# Shot noise

In the last few posts we have looked at spectral densities of a select point processes. In those posts we have represented events as points on the time axis. Such approach is just an approximation, which is valid when the duration of events is negligible, but it is not always so. When the events have finite duration, but the process is otherwise identical to the Poisson process, we obtain a peculiar type of noise known as the shot noise.

## Power spectral density of a signal with fixed rectangular pulses

So, if the signal can represented as

\begin{equation} I(t) = \sum_k A_k(t-t_k) , \end{equation}

with $$A_k(s)$$ being the $$k$$-th pulse profile. Then the Fourier transform of the signal is given by

\begin{equation} \mathcal{F}\left\{ I(t) \right\} = \sum_k e^{-2 \pi \mathrm{i} f t_k} \mathcal{F}\left\{A_k(t) \right\} . \end{equation}

If $$A_k(s)$$ is a rectangular pulse with fixed duration $$\theta$$ and fixed unit height, then the Fourier transform of the pulse is no longer trivial (in comparison with an earlier post)

\begin{equation} \mathcal{F}\left\{ A_k(s) \right\} = \int_0^\theta e^{-2 \pi \mathrm{i} f u} \mathrm{d} u = \frac{\mathrm{i}}{2 \pi f} \left(e^{-2\pi\mathrm{i} f \theta} - 1 \right) . \end{equation}

The Fourier transform of the signal is then given by

\begin{equation} \mathcal{F}\left\{ I(t) \right\} = \frac{\mathrm{i}}{2 \pi f} \left(e^{-2\pi\mathrm{i} f \theta} - 1 \right) \cdot \sqrt{\frac{2}{T}} \sum_k e^{-2 \pi \mathrm{i} f t_k} . \end{equation}

The power spectral density of the signal is then given by

\begin{equation} S(f) = \lim_{T\rightarrow\infty} \left\langle \frac{2}{T} \cdot \left\lvert \frac{\mathrm{i}}{2 \pi f} \left(e^{-2\pi\mathrm{i} f \theta} - 1 \right) \right\rvert^2 \cdot \left\lvert \sum_k e^{-2 \pi \mathrm{i} f t_k} \right\rvert^2 \right\rangle . \end{equation}

As we have dealt with the most of the complications of the above in an earlier post, we can now just deal with

\begin{equation} \left\lvert \frac{\mathrm{i}}{2 \pi f} \left(e^{-2\pi\mathrm{i} f \theta} - 1 \right) \right\rvert^2 = \frac{1}{2 \pi^2 f^2} \left[1 - \cos\left(2 \pi f \theta \right) \right]. \end{equation}

Then, for a finite signal, we have

\begin{equation} S(f) \approx \frac{3 N}{T \pi^2 f^2} \left[1 - \cos\left(2 \pi f \theta \right) \right] . \end{equation}

Alternatively one could rewrite the expression as a square of the sinc function. Thus the tell-tale of the shot noise in the spectral domain is its oscillating power spectral density. Notably the first "dip" can be found at $$f_1 = \theta^{-1}$$, later ones are observed at the integer multiples of $$f_1$$.

## Interactive app

Interactive app below generates a signal with (possibly overlapping) rectangular pulses. The duration of the pulses $$\theta$$ is fixed, and you may change this value as desired. The height of the pulses is fixed to $$1$$, as the power spectral density dependence on the height of the pulses is trivial.
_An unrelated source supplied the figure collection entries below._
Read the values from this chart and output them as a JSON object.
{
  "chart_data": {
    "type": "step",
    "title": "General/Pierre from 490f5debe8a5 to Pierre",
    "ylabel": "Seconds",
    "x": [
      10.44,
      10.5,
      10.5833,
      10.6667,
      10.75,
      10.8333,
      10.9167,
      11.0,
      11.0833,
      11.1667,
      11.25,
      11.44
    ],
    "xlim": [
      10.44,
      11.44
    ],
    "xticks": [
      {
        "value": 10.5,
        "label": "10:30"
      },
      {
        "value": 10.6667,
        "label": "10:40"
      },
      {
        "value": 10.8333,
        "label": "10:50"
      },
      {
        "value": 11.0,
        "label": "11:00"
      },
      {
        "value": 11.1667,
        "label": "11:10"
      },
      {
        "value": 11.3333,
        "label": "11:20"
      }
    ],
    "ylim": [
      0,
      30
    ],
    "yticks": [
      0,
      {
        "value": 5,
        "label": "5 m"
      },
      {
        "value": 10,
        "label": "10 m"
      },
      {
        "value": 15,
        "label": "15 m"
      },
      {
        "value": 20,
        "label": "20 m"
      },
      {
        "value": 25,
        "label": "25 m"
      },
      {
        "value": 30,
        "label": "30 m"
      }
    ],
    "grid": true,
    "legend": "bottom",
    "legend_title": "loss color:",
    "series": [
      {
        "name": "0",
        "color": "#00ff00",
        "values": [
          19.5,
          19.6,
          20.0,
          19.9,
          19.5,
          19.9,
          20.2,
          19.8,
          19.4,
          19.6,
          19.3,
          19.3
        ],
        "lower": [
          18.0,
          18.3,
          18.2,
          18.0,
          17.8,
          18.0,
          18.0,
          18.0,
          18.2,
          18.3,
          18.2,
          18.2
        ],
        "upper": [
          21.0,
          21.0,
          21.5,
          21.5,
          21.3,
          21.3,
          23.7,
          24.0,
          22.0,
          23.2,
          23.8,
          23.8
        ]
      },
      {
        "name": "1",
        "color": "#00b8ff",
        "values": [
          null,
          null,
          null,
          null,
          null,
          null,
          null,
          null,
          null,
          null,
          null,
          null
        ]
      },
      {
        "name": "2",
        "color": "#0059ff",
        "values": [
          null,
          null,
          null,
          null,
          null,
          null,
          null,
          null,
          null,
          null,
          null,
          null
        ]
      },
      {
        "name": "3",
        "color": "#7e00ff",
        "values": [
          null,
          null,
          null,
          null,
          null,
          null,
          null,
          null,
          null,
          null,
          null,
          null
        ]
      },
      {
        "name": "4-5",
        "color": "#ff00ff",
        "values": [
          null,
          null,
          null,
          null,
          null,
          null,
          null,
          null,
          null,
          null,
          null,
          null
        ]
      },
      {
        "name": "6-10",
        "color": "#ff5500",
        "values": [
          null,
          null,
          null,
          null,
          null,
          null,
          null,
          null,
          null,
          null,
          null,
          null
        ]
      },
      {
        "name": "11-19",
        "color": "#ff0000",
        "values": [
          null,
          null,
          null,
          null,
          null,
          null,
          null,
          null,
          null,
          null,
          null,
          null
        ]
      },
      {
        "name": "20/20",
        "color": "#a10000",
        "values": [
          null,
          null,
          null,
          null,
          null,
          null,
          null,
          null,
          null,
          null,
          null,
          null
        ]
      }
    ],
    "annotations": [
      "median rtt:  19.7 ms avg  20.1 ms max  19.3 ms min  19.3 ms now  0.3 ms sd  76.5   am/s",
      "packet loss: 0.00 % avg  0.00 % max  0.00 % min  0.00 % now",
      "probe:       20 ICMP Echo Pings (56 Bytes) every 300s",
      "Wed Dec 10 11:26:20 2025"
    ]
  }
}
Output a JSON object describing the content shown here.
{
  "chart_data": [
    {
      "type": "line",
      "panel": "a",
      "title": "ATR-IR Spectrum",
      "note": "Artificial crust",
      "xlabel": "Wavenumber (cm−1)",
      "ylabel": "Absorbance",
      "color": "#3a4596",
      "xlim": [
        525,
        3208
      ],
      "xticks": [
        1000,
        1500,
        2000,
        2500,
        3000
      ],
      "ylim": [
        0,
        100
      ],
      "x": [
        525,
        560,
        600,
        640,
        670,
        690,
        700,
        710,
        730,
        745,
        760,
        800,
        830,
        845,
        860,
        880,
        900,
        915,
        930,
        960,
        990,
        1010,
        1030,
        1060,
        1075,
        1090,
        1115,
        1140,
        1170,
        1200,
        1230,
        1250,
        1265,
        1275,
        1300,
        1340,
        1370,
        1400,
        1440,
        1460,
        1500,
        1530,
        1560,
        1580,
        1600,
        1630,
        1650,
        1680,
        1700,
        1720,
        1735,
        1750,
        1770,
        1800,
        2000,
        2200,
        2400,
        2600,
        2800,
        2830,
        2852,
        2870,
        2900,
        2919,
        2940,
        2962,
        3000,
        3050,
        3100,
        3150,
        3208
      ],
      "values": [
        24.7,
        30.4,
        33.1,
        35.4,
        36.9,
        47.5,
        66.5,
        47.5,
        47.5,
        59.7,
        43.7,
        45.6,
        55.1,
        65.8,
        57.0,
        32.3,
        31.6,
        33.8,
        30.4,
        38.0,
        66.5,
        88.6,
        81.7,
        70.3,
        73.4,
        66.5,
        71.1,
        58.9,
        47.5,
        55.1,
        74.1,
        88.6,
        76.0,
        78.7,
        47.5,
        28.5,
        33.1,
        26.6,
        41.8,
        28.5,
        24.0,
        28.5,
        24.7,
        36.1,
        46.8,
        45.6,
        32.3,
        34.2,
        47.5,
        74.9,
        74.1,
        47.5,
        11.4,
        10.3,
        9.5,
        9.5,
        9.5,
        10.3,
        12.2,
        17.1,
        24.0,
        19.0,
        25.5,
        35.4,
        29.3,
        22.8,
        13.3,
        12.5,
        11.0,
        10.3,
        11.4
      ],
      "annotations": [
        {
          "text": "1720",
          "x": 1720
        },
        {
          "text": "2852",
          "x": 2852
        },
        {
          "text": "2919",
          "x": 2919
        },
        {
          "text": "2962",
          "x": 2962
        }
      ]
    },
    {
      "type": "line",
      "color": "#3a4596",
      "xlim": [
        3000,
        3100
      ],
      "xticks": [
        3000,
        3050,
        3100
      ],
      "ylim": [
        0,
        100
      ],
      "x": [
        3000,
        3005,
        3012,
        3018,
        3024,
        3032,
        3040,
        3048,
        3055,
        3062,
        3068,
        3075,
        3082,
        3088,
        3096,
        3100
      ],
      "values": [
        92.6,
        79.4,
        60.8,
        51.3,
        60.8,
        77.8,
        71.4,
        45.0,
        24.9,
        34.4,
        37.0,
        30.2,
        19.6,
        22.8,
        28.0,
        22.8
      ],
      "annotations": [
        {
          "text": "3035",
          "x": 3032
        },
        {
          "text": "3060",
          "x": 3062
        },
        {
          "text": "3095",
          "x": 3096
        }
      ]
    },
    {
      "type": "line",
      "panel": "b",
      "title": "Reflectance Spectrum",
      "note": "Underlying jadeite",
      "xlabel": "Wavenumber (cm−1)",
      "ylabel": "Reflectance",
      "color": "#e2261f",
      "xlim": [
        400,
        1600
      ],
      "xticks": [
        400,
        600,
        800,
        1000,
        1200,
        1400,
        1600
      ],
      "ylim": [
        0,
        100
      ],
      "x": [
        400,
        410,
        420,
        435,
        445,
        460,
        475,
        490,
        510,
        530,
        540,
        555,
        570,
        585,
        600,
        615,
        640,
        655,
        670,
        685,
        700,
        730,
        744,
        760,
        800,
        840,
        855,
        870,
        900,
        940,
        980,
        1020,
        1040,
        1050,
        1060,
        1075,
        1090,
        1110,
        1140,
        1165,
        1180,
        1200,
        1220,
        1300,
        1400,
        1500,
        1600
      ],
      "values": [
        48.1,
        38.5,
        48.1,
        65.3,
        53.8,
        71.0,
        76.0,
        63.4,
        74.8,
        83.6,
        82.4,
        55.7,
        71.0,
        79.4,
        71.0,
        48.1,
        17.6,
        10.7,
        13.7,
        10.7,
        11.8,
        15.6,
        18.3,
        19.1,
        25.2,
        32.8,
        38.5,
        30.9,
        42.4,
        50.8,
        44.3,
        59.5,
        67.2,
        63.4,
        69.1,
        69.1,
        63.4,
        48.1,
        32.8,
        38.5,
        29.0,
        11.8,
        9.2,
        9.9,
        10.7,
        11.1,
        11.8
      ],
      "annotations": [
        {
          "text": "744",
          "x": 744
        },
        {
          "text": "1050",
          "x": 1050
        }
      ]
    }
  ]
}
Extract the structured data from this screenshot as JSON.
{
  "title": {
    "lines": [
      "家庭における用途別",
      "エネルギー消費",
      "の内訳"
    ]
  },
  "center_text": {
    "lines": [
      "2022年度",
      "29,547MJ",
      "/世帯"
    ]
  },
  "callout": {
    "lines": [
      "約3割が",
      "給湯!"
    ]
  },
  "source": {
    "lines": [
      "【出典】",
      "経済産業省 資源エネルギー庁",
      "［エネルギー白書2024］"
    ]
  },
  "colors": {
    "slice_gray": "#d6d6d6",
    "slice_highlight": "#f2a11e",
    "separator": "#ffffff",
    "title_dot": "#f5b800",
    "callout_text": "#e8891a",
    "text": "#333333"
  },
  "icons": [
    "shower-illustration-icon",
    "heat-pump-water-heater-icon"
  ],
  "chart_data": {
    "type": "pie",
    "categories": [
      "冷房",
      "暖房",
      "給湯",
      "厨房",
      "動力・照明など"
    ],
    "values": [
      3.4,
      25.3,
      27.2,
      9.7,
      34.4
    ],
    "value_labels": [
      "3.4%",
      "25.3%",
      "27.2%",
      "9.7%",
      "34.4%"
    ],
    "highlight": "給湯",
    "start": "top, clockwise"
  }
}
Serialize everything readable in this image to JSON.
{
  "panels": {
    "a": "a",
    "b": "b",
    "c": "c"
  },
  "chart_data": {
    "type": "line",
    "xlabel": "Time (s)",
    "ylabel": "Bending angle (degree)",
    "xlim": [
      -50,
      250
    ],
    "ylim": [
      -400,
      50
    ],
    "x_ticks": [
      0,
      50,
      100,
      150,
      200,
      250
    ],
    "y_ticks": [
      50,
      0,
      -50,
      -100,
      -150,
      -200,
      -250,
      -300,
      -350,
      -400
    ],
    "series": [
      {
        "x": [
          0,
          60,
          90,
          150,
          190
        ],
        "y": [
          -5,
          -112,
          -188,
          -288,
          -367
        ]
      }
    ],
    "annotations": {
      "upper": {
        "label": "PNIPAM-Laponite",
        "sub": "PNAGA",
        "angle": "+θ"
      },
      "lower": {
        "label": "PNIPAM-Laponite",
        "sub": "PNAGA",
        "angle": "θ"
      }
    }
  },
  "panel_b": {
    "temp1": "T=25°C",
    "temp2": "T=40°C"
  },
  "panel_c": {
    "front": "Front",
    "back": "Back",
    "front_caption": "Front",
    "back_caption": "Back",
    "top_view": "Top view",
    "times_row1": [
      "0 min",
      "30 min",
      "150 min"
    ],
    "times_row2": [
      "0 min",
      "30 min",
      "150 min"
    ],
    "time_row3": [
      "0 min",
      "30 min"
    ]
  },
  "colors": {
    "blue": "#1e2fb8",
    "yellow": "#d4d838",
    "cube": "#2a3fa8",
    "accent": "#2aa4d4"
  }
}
Note that the pulses may overlap, because the inter-event time $$\tau$$ (it is sampled from an exponential distribution with rate $$\lambda$$) in this case is treated as the duration between the starting times of the pulses. So if a particular inter-event time is smaller than the fixed duration of the pulse, i.e., $$\tau_i < \theta$$, then multiple pulses could overlap. To avoid excessive overlaps, which slow down the simulation by a lot, we have limited the possible rates, so that $$\lambda \leq \frac{1}{\theta}$$. In the earlier point process model this was not possible, because the pulses had negligible duration.